Aerobic exercises, also called cardiovascular exercises, are activities designed to accelerate your heart rate, deepen your breathing and improve your blood flow. When performed regularly, they can lower your risks for a wide array of physical ailments. However, in some cases, performance of aerobic exercises can create certain risks or health disadvantages.
Aerobic activities vary in intensity from light to vigorous, according to the Centers for Disease Control and Prevention. Many common light-intensity aerobic activities — such as cooking, doing laundry and shopping — are not actual exercises, although they still provide you with some aerobic benefit. Common moderate-intensity aerobic activities include exercises such as brisk walking and bicycle riding on level ground, as well as activities such as cutting your grass. Common vigorous or high-intensity activities include running, jogging, bicycling on uneven ground, swimming laps in a pool and participating in singles tennis.

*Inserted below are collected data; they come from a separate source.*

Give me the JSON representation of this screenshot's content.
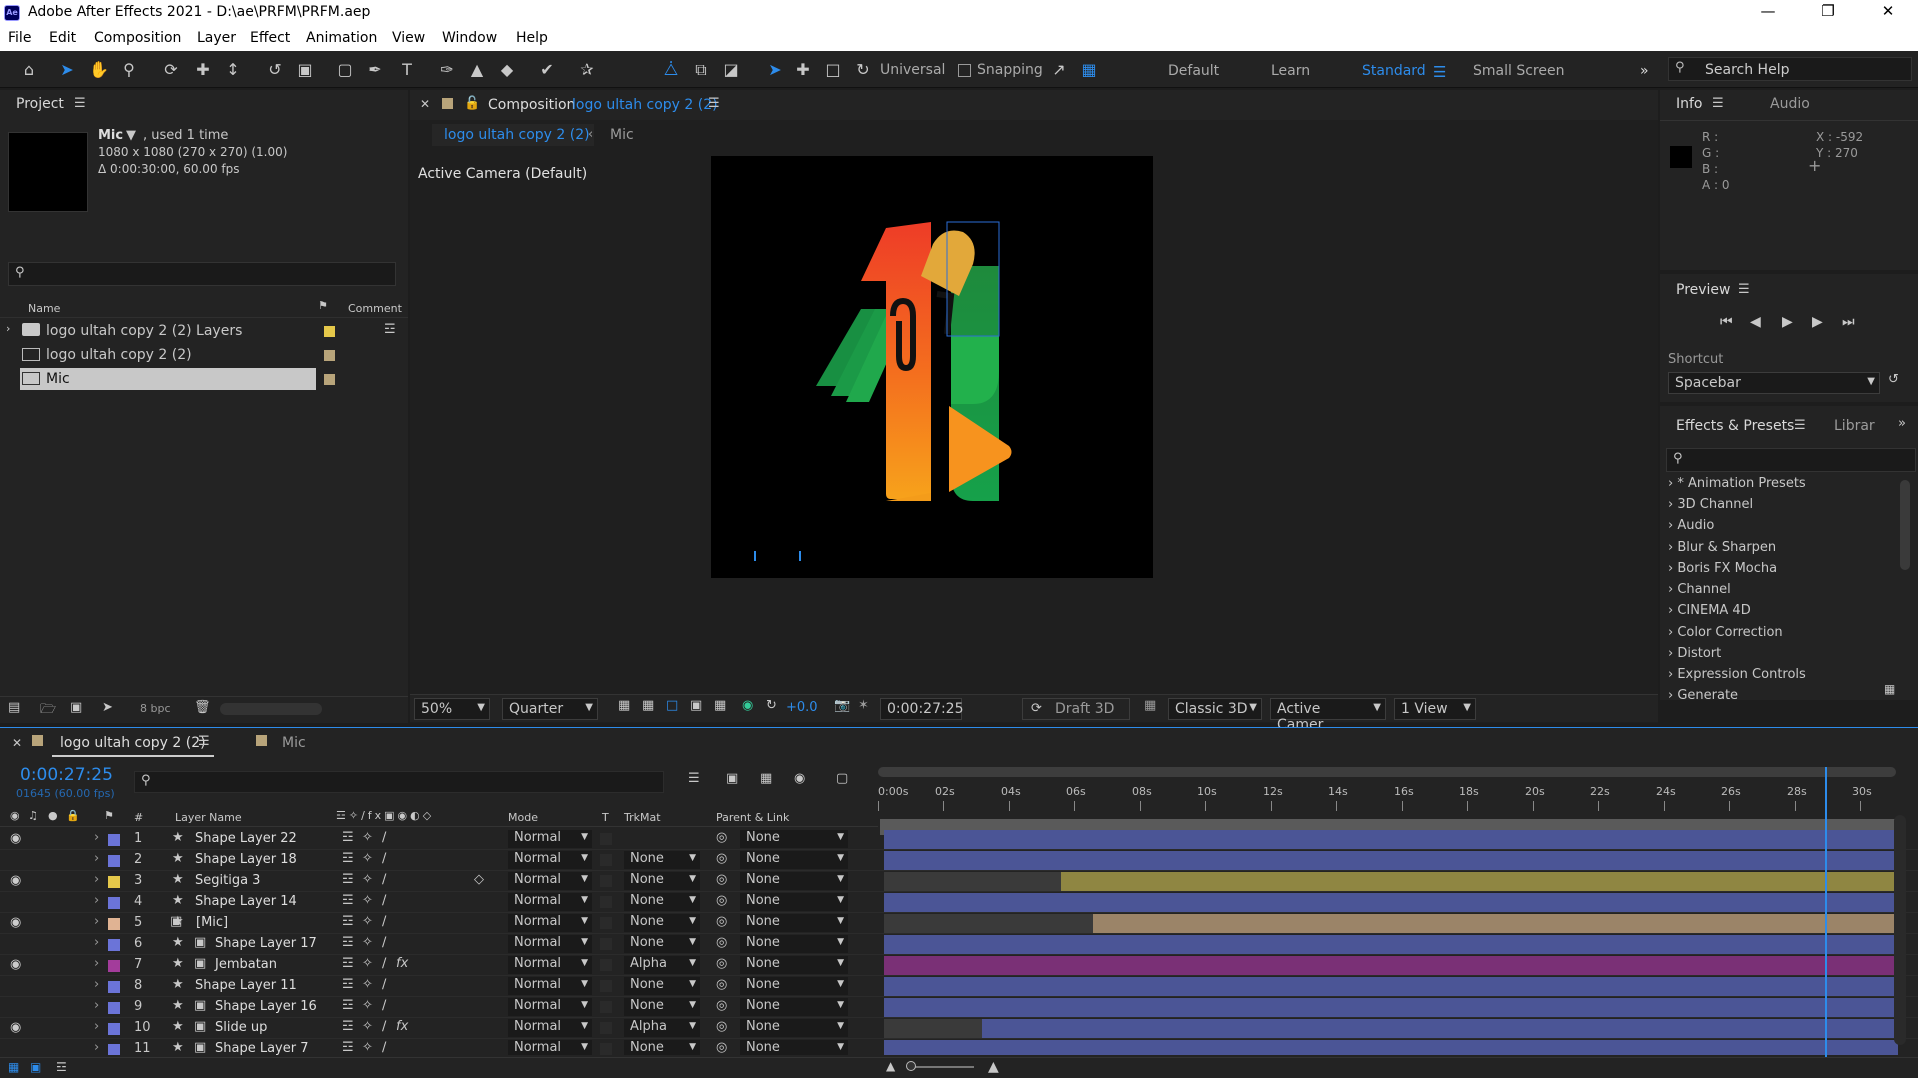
{
  "window": {
    "title": "Adobe After Effects 2021 - D:\\ae\\PRFM\\PRFM.aep",
    "app_icon": "Ae"
  },
  "menu": [
    "File",
    "Edit",
    "Composition",
    "Layer",
    "Effect",
    "Animation",
    "View",
    "Window",
    "Help"
  ],
  "toolbar": {
    "universal": "Universal",
    "snapping": "Snapping",
    "workspaces": [
      "Default",
      "Learn",
      "Standard",
      "Small Screen"
    ],
    "search_placeholder": "Search Help"
  },
  "project": {
    "title": "Project",
    "item_name": "Mic",
    "used": ", used 1 time",
    "dims": "1080 x 1080  (270 x 270) (1.00)",
    "duration": "Δ 0:00:30:00, 60.00 fps",
    "col_name": "Name",
    "col_comment": "Comment",
    "items": [
      {
        "name": "logo ultah copy 2 (2) Layers",
        "type": "folder",
        "color": "#e5c84a"
      },
      {
        "name": "logo ultah copy 2 (2)",
        "type": "comp",
        "color": "#b8a47a"
      },
      {
        "name": "Mic",
        "type": "comp",
        "color": "#b8a47a"
      }
    ],
    "bpc": "8 bpc"
  },
  "composition": {
    "label": "Composition",
    "name": "logo ultah copy 2 (2)",
    "tab_active": "logo ultah copy 2 (2)",
    "tab_other": "Mic",
    "camera": "Active Camera (Default)",
    "zoom": "50%",
    "resolution": "Quarter",
    "exposure": "+0.0",
    "timecode": "0:00:27:25",
    "renderer_btn": "Draft 3D",
    "renderer": "Classic 3D",
    "camera_view": "Active Camer...",
    "views": "1 View"
  },
  "info": {
    "tab": "Info",
    "tab2": "Audio",
    "r": "R :",
    "g": "G :",
    "b": "B :",
    "a": "A : 0",
    "x": "X : -592",
    "y": "Y : 270"
  },
  "preview": {
    "title": "Preview",
    "shortcut_label": "Shortcut",
    "shortcut": "Spacebar"
  },
  "effects": {
    "tab": "Effects & Presets",
    "tab2": "Librar",
    "items": [
      "* Animation Presets",
      "3D Channel",
      "Audio",
      "Blur & Sharpen",
      "Boris FX Mocha",
      "Channel",
      "CINEMA 4D",
      "Color Correction",
      "Distort",
      "Expression Controls",
      "Generate"
    ]
  },
  "timeline": {
    "tab": "logo ultah copy 2 (2)",
    "tab2": "Mic",
    "timecode": "0:00:27:25",
    "frames": "01645 (60.00 fps)",
    "headers": {
      "num": "#",
      "name": "Layer Name",
      "mode": "Mode",
      "t": "T",
      "trkmat": "TrkMat",
      "parent": "Parent & Link"
    },
    "ruler": [
      "0:00s",
      "02s",
      "04s",
      "06s",
      "08s",
      "10s",
      "12s",
      "14s",
      "16s",
      "18s",
      "20s",
      "22s",
      "24s",
      "26s",
      "28s",
      "30s"
    ],
    "playhead_fraction": 0.9283,
    "layers": [
      {
        "num": "1",
        "name": "Shape Layer 22",
        "kind": "star",
        "mode": "Normal",
        "trkmat": "",
        "parent": "None",
        "color": "#6b74d8",
        "eye": true,
        "fx": false,
        "bar_color": "#4b5596",
        "start": 0.0,
        "end": 1.0
      },
      {
        "num": "2",
        "name": "Shape Layer 18",
        "kind": "star",
        "mode": "Normal",
        "trkmat": "None",
        "parent": "None",
        "color": "#6b74d8",
        "eye": false,
        "fx": false,
        "bar_color": "#4b5596",
        "start": 0.0,
        "end": 1.0
      },
      {
        "num": "3",
        "name": "Segitiga 3",
        "kind": "star",
        "mode": "Normal",
        "trkmat": "None",
        "parent": "None",
        "color": "#e5c84a",
        "eye": true,
        "fx": false,
        "bar_color": "#8f8642",
        "start": 0.175,
        "end": 1.0
      },
      {
        "num": "4",
        "name": "Shape Layer 14",
        "kind": "star",
        "mode": "Normal",
        "trkmat": "None",
        "parent": "None",
        "color": "#6b74d8",
        "eye": false,
        "fx": false,
        "bar_color": "#4b5596",
        "start": 0.0,
        "end": 1.0
      },
      {
        "num": "5",
        "name": "[Mic]",
        "kind": "comp",
        "mode": "Normal",
        "trkmat": "None",
        "parent": "None",
        "color": "#e0b393",
        "eye": true,
        "fx": false,
        "bar_color": "#9b8468",
        "start": 0.206,
        "end": 1.0
      },
      {
        "num": "6",
        "name": "Shape Layer 17",
        "kind": "star-mask",
        "mode": "Normal",
        "trkmat": "None",
        "parent": "None",
        "color": "#6b74d8",
        "eye": false,
        "fx": false,
        "bar_color": "#4b5596",
        "start": 0.0,
        "end": 1.0
      },
      {
        "num": "7",
        "name": "Jembatan",
        "kind": "star-adj",
        "mode": "Normal",
        "trkmat": "Alpha",
        "parent": "None",
        "color": "#a33c9b",
        "eye": true,
        "fx": true,
        "bar_color": "#7a3076",
        "start": 0.0,
        "end": 1.0
      },
      {
        "num": "8",
        "name": "Shape Layer 11",
        "kind": "star",
        "mode": "Normal",
        "trkmat": "None",
        "parent": "None",
        "color": "#6b74d8",
        "eye": false,
        "fx": false,
        "bar_color": "#4b5596",
        "start": 0.0,
        "end": 1.0
      },
      {
        "num": "9",
        "name": "Shape Layer 16",
        "kind": "star-mask",
        "mode": "Normal",
        "trkmat": "None",
        "parent": "None",
        "color": "#6b74d8",
        "eye": false,
        "fx": false,
        "bar_color": "#4b5596",
        "start": 0.0,
        "end": 1.0
      },
      {
        "num": "10",
        "name": "Slide up",
        "kind": "star-adj",
        "mode": "Normal",
        "trkmat": "Alpha",
        "parent": "None",
        "color": "#6b74d8",
        "eye": true,
        "fx": true,
        "bar_color": "#4b5596",
        "start": 0.097,
        "end": 1.0
      },
      {
        "num": "11",
        "name": "Shape Layer 7",
        "kind": "star-mask",
        "mode": "Normal",
        "trkmat": "None",
        "parent": "None",
        "color": "#6b74d8",
        "eye": false,
        "fx": false,
        "bar_color": "#4b5596",
        "start": 0.0,
        "end": 1.0
      }
    ]
  },
  "colors": {
    "accent": "#2d8ceb",
    "panel": "#232323",
    "bg": "#1d1d1d"
  }
}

Aerobic exercise can be disadvantageous or dangerous if you’ve displayed symptoms of chest discomfort or pain within the past 30 days, according to the American Heart Association. Exercises of this type may also be unsuitable if you experience pain or pressure in your mid- or left chest or in your left shoulder, arm or neck either during or immediately after an exercise session. Aerobic exercise may also prove disadvantageous if you easily experience extreme breathlessness; take medications for a heart condition, stroke or high blood pressure; have recently experienced a heart attack or stroke; or have known problems with your muscles, bones or joints that may worsen as a result of your activities.
Overexertion and Disability
Properly planned aerobic exercise programs match your level of exertion with your current level of experience and physical fitness. If you are in your 40s or older, have little exercise experience and lead a largely inactive lifestyle, participation in a vigorous aerobic program can tax your abilities and increase your chances for mishap or injury. In some cases, the presence of a specific physical disability may also significantly limit your ability to participate successfully in an aerobic exercise program.
Individuals without specific health problems can typically participate safely in an aerobic exercise program that aligns with their current abilities and experience, the American Heart Association reports. However, you may have other conditions or circumstances that make aerobic exercise unsuitable. Consult your doctor before you start exercising. Also, let him know if you experience any problems once your program is under way. In some cases, your doctor may require you to undergo specific testing procedures before approving you for exercise.